Because of LOGO's ability to use recursion, we will be able to create a single compact procedure that represents this type of curve to any level of accuracy we wish.
Recursive Procedures For Drawing Fractals
If we look at the procedure K0 through K4, we can see a clue that will show us how to create these fractal curves with only one procedure. The first thing to notice is that K0 is the only procedure that actually draws any lines. The other procedures only use lower numbered procedures themselves, or turn the turtle. By writing the actual steps as they are executed, we can show how these procedures work. Let us examine K2, for example. If we expand the steps, we can see the sequence of commands as they are carried out. Each column in the table below shows a different procedure. Since K2 uses K1 and K1 uses K0, this table needs only three columns. The arrows show the direction in which control is passed from one procedure to the other.
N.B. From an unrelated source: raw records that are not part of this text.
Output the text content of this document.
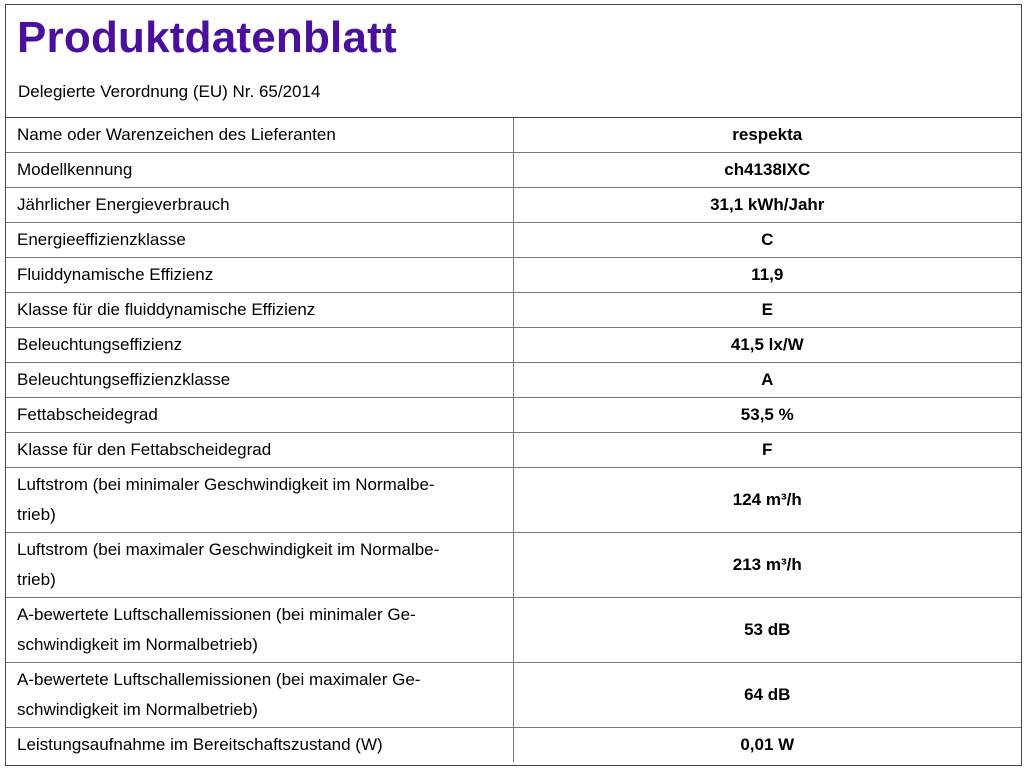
Produktdatenblatt
Delegierte Verordnung (EU) Nr. 65/2014
Name oder Warenzeichen des Lieferanten	respekta
Modellkennung	ch4138IXC
Jährlicher Energieverbrauch	31,1 kWh/Jahr
Energieeffizienzklasse	C
Fluiddynamische Effizienz	11,9
Klasse für die fluiddynamische Effizienz	E
Beleuchtungseffizienz	41,5 lx/W
Beleuchtungseffizienzklasse	A
Fettabscheidegrad	53,5 %
Klasse für den Fettabscheidegrad	F
Luftstrom (bei minimaler Geschwindigkeit im Normalbe-
trieb)	124 m³/h
Luftstrom (bei maximaler Geschwindigkeit im Normalbe-
trieb)	213 m³/h
A-bewertete Luftschallemissionen (bei minimaler Ge-
schwindigkeit im Normalbetrieb)	53 dB
A-bewertete Luftschallemissionen (bei maximaler Ge-
schwindigkeit im Normalbetrieb)	64 dB
Leistungsaufnahme im Bereitschaftszustand (W)	0,01 W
Table of Command Sequences for K2When we used K2, it used K1 four times, and K1 used K0 16 times to actually draw the lines. A table for K3 would be four times longer than this and would require four columns. If you decide to construct such a table yourself, you will see that by the time K3 has finished, it will have used K2 four times, K1 16 times, and KO 64 times.
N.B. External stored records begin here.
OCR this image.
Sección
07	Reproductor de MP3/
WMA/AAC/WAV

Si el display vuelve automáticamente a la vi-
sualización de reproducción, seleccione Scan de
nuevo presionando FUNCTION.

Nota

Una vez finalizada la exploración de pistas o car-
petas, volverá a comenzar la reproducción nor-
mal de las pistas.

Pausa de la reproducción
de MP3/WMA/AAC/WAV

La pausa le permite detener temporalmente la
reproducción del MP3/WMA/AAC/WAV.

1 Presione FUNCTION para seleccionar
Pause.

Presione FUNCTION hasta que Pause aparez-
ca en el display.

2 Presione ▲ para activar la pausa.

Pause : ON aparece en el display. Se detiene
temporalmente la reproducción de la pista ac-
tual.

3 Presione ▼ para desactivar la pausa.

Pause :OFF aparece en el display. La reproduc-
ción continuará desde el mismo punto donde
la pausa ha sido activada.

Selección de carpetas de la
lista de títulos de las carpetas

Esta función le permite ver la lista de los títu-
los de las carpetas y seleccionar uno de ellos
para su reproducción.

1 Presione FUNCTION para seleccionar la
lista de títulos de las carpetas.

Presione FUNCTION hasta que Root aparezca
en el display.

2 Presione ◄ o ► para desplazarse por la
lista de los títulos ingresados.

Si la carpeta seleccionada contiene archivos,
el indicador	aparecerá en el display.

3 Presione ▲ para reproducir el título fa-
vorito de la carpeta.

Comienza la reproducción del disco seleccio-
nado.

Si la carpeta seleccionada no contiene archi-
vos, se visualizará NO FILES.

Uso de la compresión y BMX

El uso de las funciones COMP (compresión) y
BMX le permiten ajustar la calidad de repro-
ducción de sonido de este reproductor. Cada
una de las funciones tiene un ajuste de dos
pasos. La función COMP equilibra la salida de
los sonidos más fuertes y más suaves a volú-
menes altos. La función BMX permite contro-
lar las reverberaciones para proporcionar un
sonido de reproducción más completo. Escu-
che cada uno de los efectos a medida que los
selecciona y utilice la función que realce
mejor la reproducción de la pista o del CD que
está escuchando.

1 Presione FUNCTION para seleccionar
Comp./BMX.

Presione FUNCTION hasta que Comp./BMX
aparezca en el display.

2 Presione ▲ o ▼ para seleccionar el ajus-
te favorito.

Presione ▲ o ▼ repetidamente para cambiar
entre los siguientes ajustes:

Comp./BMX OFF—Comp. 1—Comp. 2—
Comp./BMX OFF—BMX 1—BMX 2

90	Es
Because of the similarities between K1, K2, K3, etc., we should be able to use one procedure to create these curves with any level of complexity we want. We can do this because when LOGO procedures use themselves recursively, LOGO creates as many new copies of the procedure as are needed to keep the levels uniquely identified.
The only procedure we created that is markedly different from the rest is K0, because it only draws lines. The following procedure incorporates all the features of K0, K1, K2, etc., into one compact form that lets us generate any level of this curve we desire.
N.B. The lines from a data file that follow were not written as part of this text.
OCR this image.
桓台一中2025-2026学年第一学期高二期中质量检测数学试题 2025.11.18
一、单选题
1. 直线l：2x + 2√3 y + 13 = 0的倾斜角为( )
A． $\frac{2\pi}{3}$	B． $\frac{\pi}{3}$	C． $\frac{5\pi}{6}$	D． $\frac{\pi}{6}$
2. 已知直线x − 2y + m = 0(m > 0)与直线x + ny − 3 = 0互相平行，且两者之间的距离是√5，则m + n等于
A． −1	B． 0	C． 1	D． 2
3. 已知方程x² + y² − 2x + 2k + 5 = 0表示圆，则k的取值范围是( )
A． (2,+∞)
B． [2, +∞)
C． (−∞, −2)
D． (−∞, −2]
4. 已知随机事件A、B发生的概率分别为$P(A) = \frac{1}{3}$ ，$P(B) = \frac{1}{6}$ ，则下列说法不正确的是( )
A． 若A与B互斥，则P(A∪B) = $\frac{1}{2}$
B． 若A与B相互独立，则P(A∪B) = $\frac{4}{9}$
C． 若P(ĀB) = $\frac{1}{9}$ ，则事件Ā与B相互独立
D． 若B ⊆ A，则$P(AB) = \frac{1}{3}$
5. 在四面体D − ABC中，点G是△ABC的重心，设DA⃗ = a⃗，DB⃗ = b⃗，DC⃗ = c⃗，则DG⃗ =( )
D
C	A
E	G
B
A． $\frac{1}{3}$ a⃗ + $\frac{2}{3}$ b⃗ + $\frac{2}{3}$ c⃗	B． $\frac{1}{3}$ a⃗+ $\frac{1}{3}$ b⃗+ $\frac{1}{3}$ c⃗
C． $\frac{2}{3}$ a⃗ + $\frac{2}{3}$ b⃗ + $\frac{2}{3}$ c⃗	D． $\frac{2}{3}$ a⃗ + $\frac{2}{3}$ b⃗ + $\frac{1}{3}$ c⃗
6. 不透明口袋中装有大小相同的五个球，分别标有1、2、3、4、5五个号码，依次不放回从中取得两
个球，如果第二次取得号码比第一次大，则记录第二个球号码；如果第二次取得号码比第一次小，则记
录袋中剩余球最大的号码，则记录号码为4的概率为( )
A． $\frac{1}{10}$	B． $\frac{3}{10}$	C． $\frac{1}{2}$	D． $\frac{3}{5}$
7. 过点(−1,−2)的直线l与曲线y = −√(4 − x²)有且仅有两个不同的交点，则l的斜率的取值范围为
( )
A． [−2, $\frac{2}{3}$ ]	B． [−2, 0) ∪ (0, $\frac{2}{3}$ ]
TO TRIAD :SIZE :LIMIT IF :SIZE < :LIMIT [FORWARD :SIZE STOP] TRIAD :SIZE/3 :LIMIT LEFT 60 TRIAD :SIZE/3 :LIMIT RIGHT 120 TRIAD :SIZE/3 :LIMIT LEFT 60 TRIAD :SIZE/3 :LIMIT END
To see how this procedure operates, let's examine it line by line. Suppose you were to give the command TRIAD 243 100, for example. First, the size (243) would be tested to see if it was less than the limit (100). Because it is not, TRIAD would be used again with a size of 243/3, or 81. Since in this new use of TRIAD the size (81) is less than 100, a line will be drawn (just as with the procedure K0). As soon as this happens, the STOP command forces LOGO back to the earlier version of TRIAD to carry out its next command (LEFT 60). This process is continued in just the same way that K1 used K0. The only difference is that we are taking advantage of LOGO's ability to keep track of multiple uses of a procedure we have defined only once. It is as though LOGO makes as many copies of TRIAD as it needs and gives them and their variables special names so that they are used in the right order and without getting the contents of the variables confused.
Experiment with TRIAD (leaving the turtle visible). By watching the figure being drawn, you might gain more insight into the way that recursion is being used to create the figure. To generate the figures we have already drawn, you might use:
TRIAD 243 243 TRIAD 243 81 TRIAD 243 27
Remember to clear the screen and use SETUP before drawing each curve. To see the most detailed level of this curve that can be shown on the screen, enter
CLEARSCREEN SETUP TRIAD 243 3
Next month we will continue with more examples of fractal curves and explore a few more complex examples of recursion. In the meantime, please feel free to experiment on your own!